Don't get me wrong. I'm not saying every big management consulting firm is a waste and all boutique firms are the way to go. I'm just telling you there's a relatively common perception out there and, if it looks like a duck and quacks like a duck, then maybe, just maybe, you're looking at a duck.

Which brings us to the age-old and hotly debated question: Should you hire a management or strategy consultant? Well, here's my advice for any company considering it:

Don't let them park the school bus in your parking lot. Senior level consultants will pitch you. Just make sure that senior level people are actually going to do the work. Yes, they cost more than the MBAs right out of school, but you get what you pay for. And ask yourself, honestly, how in the world does it make sense for a consultant with no real-world experience to be advising you on how to run your company? Seriously.

They say they're objective, but are they really? A major benefit of using consultants for critical strategic issues is that they're outsiders, so they're objective. Unfortunately, they're also vendors and you're a paying customer, so do they really want to bite the hand that feeds them by telling you the straight, honest truth? The answer to that is sometimes linked to the next point.

Can you handle the truth? I'll never quite understand this, but all too often CEOs and management teams will hire a management consultant and then be resistant to the truth. I've seen it all, even the CEO of a consistently underperforming billion-dollar public company argue that his stock went nowhere for 10 years because investors are idiots. Others dismiss consistent direct customer feedback. Here's the thing about that. Those executives no longer have those jobs because their companies no longer exist.

Are they incentivized to be efficient? Just as with any contractor you pay by the hour, consultants are not necessarily incentivized to get the job done quickly and efficiently.
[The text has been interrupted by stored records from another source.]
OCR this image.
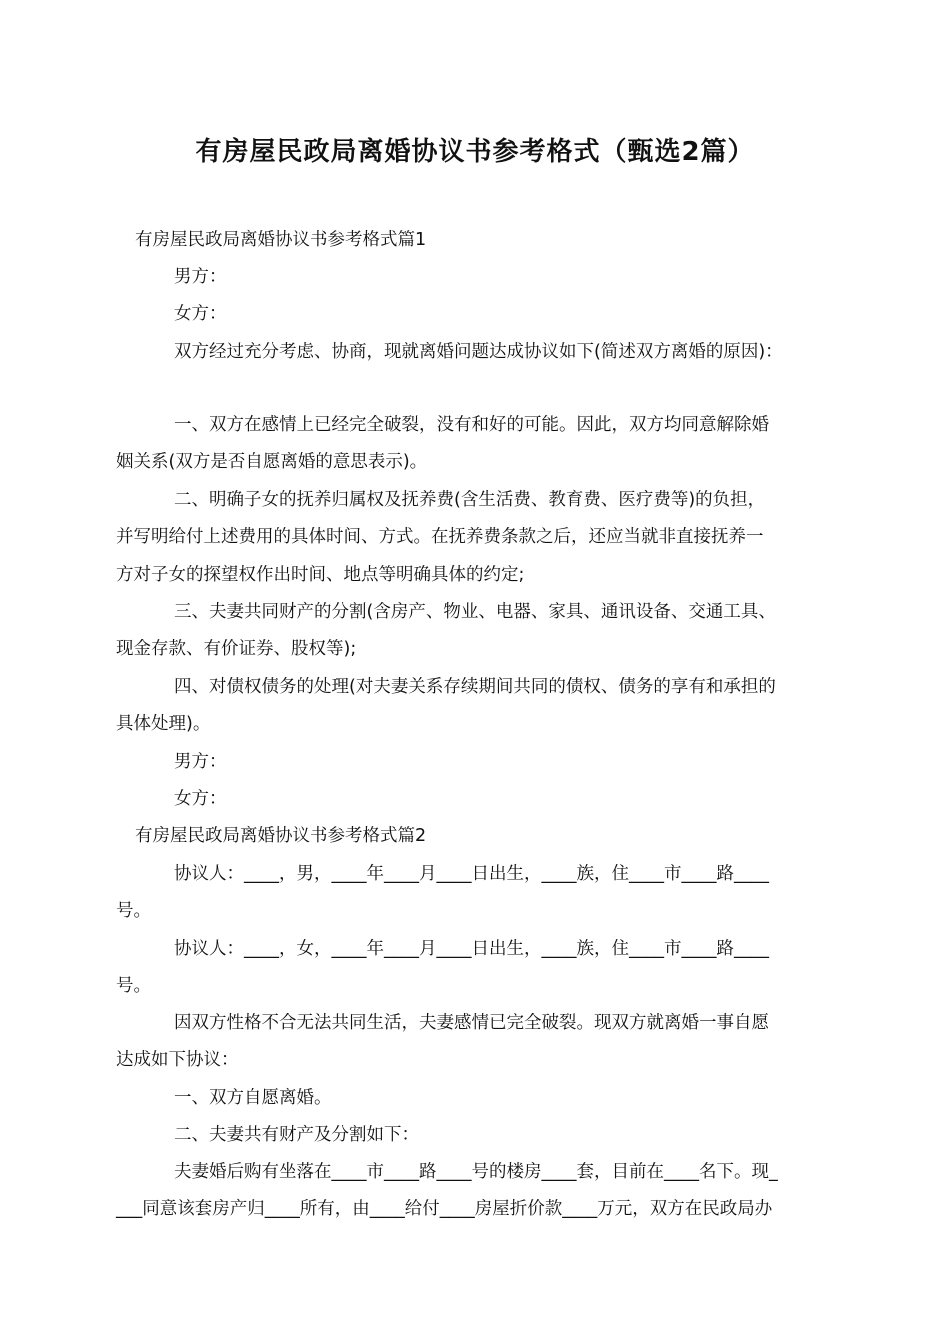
有房屋民政局离婚协议书参考格式（甄选2篇）
有房屋民政局离婚协议书参考格式篇1
男方：
女方：
双方经过充分考虑、协商，现就离婚问题达成协议如下(简述双方离婚的原因)：
一、双方在感情上已经完全破裂，没有和好的可能。因此，双方均同意解除婚
姻关系(双方是否自愿离婚的意思表示)。
二、明确子女的抚养归属权及抚养费(含生活费、教育费、医疗费等)的负担，
并写明给付上述费用的具体时间、方式。在抚养费条款之后，还应当就非直接抚养一
方对子女的探望权作出时间、地点等明确具体的约定;
三、夫妻共同财产的分割(含房产、物业、电器、家具、通讯设备、交通工具、
现金存款、有价证券、股权等);
四、对债权债务的处理(对夫妻关系存续期间共同的债权、债务的享有和承担的
具体处理)。
男方：
女方：
有房屋民政局离婚协议书参考格式篇2
协议人：____，男，____年____月____日出生，____族，住____市____路____
号。
协议人：____，女，____年____月____日出生，____族，住____市____路____
号。
因双方性格不合无法共同生活，夫妻感情已完全破裂。现双方就离婚一事自愿
达成如下协议：
一、双方自愿离婚。
二、夫妻共有财产及分割如下：
夫妻婚后购有坐落在____市____路____号的楼房____套，目前在____名下。现_
___同意该套房产归____所有，由____给付____房屋折价款____万元，双方在民政局办
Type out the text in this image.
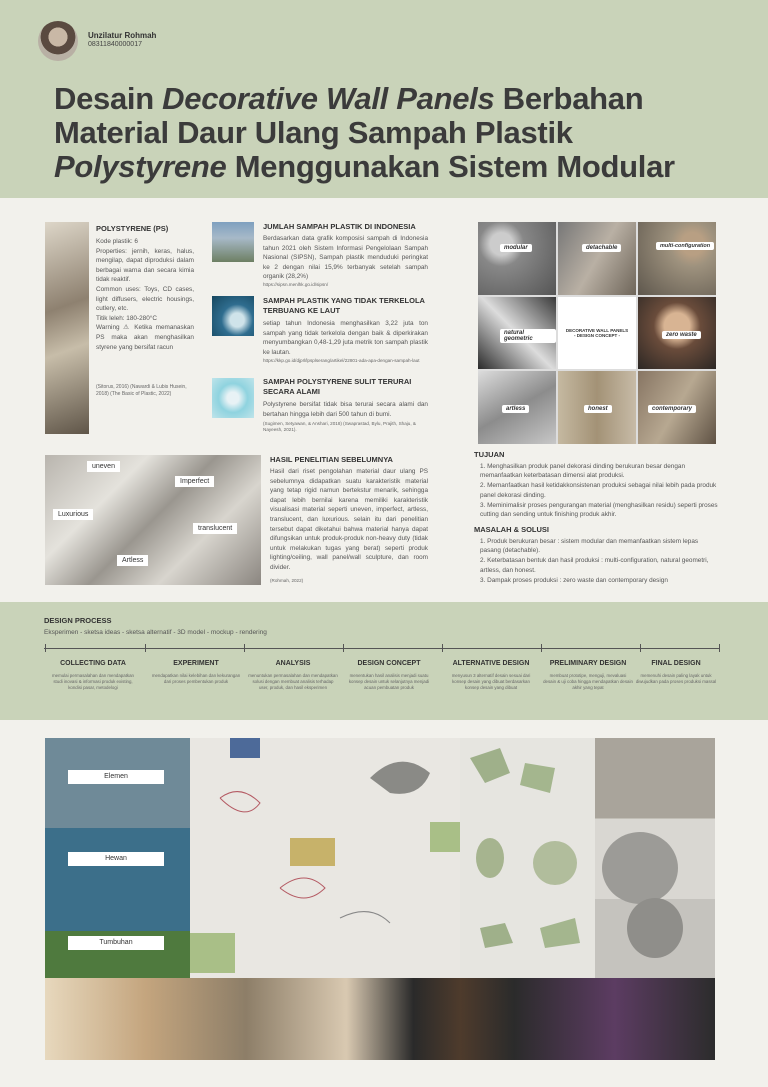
Unzilatur Rohmah
08311840000017
Desain Decorative Wall Panels Berbahan
Material Daur Ulang Sampah Plastik
Polystyrene Menggunakan Sistem Modular
POLYSTYRENE (PS)
Kode plastik: 6
Properties: jernih, keras, halus, mengilap, dapat diproduksi dalam berbagai warna dan secara kimia tidak reaktif.
Common uses: Toys, CD cases, light diffusers, electric housings, cutlery, etc.
Titik leleh: 180-280°C
Warning ⚠ Ketika memanaskan PS maka akan menghasilkan styrene yang bersifat racun
(Sitorus, 2016) (Nawardi & Lubis Husein, 2018) (The Basic of Plastic, 2022)
JUMLAH SAMPAH PLASTIK DI INDONESIA
Berdasarkan data grafik komposisi sampah di Indonesia tahun 2021 oleh Sistem Informasi Pengelolaan Sampah Nasional (SIPSN), Sampah plastik menduduki peringkat ke 2 dengan nilai 15,9% terbanyak setelah sampah organik (28,2%)
https://sipsn.menlhk.go.id/sipsn/
SAMPAH PLASTIK YANG TIDAK TERKELOLA TERBUANG KE LAUT
setiap tahun Indonesia menghasilkan 3,22 juta ton sampah yang tidak terkelola dengan baik & diperkirakan menyumbangkan 0,48-1,29 juta metrik ton sampah plastik ke lautan.
https://kkp.go.id/djprl/lpsplserang/artikel/22801-ada-apa-dengan-sampah-laut
SAMPAH POLYSTYRENE SULIT TERURAI SECARA ALAMI
Polystyrene bersifat tidak bisa terurai secara alami dan bertahan hingga lebih dari 500 tahun di bumi.
(Sugimen, Setyawan, & Anshari, 2018) (Swaprastad, Bylu, Prajith, Shaju, & Nayeesh, 2021).
modular	detachable	multi-configuration
natural geometric
DECORATIVE WALL PANELS
- DESIGN CONCEPT -	zero waste
artless	honest	contemporary
uneven
Imperfect
Luxurious
translucent
Artless
HASIL PENELITIAN SEBELUMNYA
Hasil dari riset pengolahan material daur ulang PS sebelumnya didapatkan suatu karakteristik material yang tetap rigid namun bertekstur menarik, sehingga dapat lebih bernilai karena memiliki karakteristik visualisasi material seperti uneven, imperfect, artless, translucent, dan luxurious. selain itu dari penelitian tersebut dapat diketahui bahwa material hanya dapat difungsikan untuk produk-produk non-heavy duty (tidak untuk melakukan tugas yang berat) seperti produk lighting/ceiling, wall panel/wall sculpture, dan room divider.
(Rohmah, 2022)
TUJUAN
1. Menghasilkan produk panel dekorasi dinding berukuran besar dengan memanfaatkan keterbatasan dimensi alat produksi.
2. Memanfaatkan hasil ketidakkonsistenan produksi sebagai nilai lebih pada produk panel dekorasi dinding.
3. Meminimalisir proses pengurangan material (menghasilkan residu) seperti proses cutting dan sending untuk finishing produk akhir.
MASALAH & SOLUSI
1. Produk berukuran besar : sistem modular dan memanfaatkan sistem lepas pasang (detachable).
2. Keterbatasan bentuk dan hasil produksi : multi-configuration, natural geometri, artless, dan honest.
3. Dampak proses produksi : zero waste dan contemporary design
DESIGN PROCESS
Eksperimen - sketsa ideas - sketsa alternatif - 3D model - mockup - rendering
COLLECTING DATA
memulai permasalahan dan mendapatkan studi inovasi & informasi produk existing, kondisi pasar, metodelogi
EXPERIMENT
mendapatkan nilai kelebihan dan kekurangan dari proses pembentukan produk
ANALYSIS
menuntukan permasalahan dan mendapatkan solusi dengan membuat analisis terhadap user, produk, dan hasil eksperimen
DESIGN CONCEPT
menentukan hasil analisis menjadi suatu konsep desain untuk selanjutnya menjadi acuan pembuatan produk
ALTERNATIVE DESIGN
menyusun 3 alternatif desain sesuai dari konsep desain yang dibuat berdasarkan konsep desain yang dibuat
PRELIMINARY DESIGN
membuat prototipe, menguji, mevaluasi desain & uji coba hingga mendapatkan desain akhir yang tepat
FINAL DESIGN
memenuhi desain paling layak untuk diwujudkan pada proses produksi massal
Elemen
Hewan
Tumbuhan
Yes, they have their reputation, I know, but there's a reason why there are so many skeptical and jaded executives out there. It really comes down to trust, so before you make the commitment, make sure it's reciprocal. That often comes down to a relationship between you and whoever's going to be managing your project or the head of the firm's practice.

Beware of process and research overkill. I post blog articles in various LinkedIn groups, including several oriented toward strategic and management consulting and change management. Let me tell you, the technical minutiae and process gobbledygook these people debate and obsess over is so over-the-top crazy it frightens me to think they're paid to do that for a living, let alone advise a management team. Process and research are a means to an end. No more, no less.

Of course, I welcome any corroborating or dissenting views. And just for kicks, it would be great to hear an insider's perspective on how the Boston Consulting Group did over at Yahoo. It sure doesn't look pretty from the outside. I'm just saying.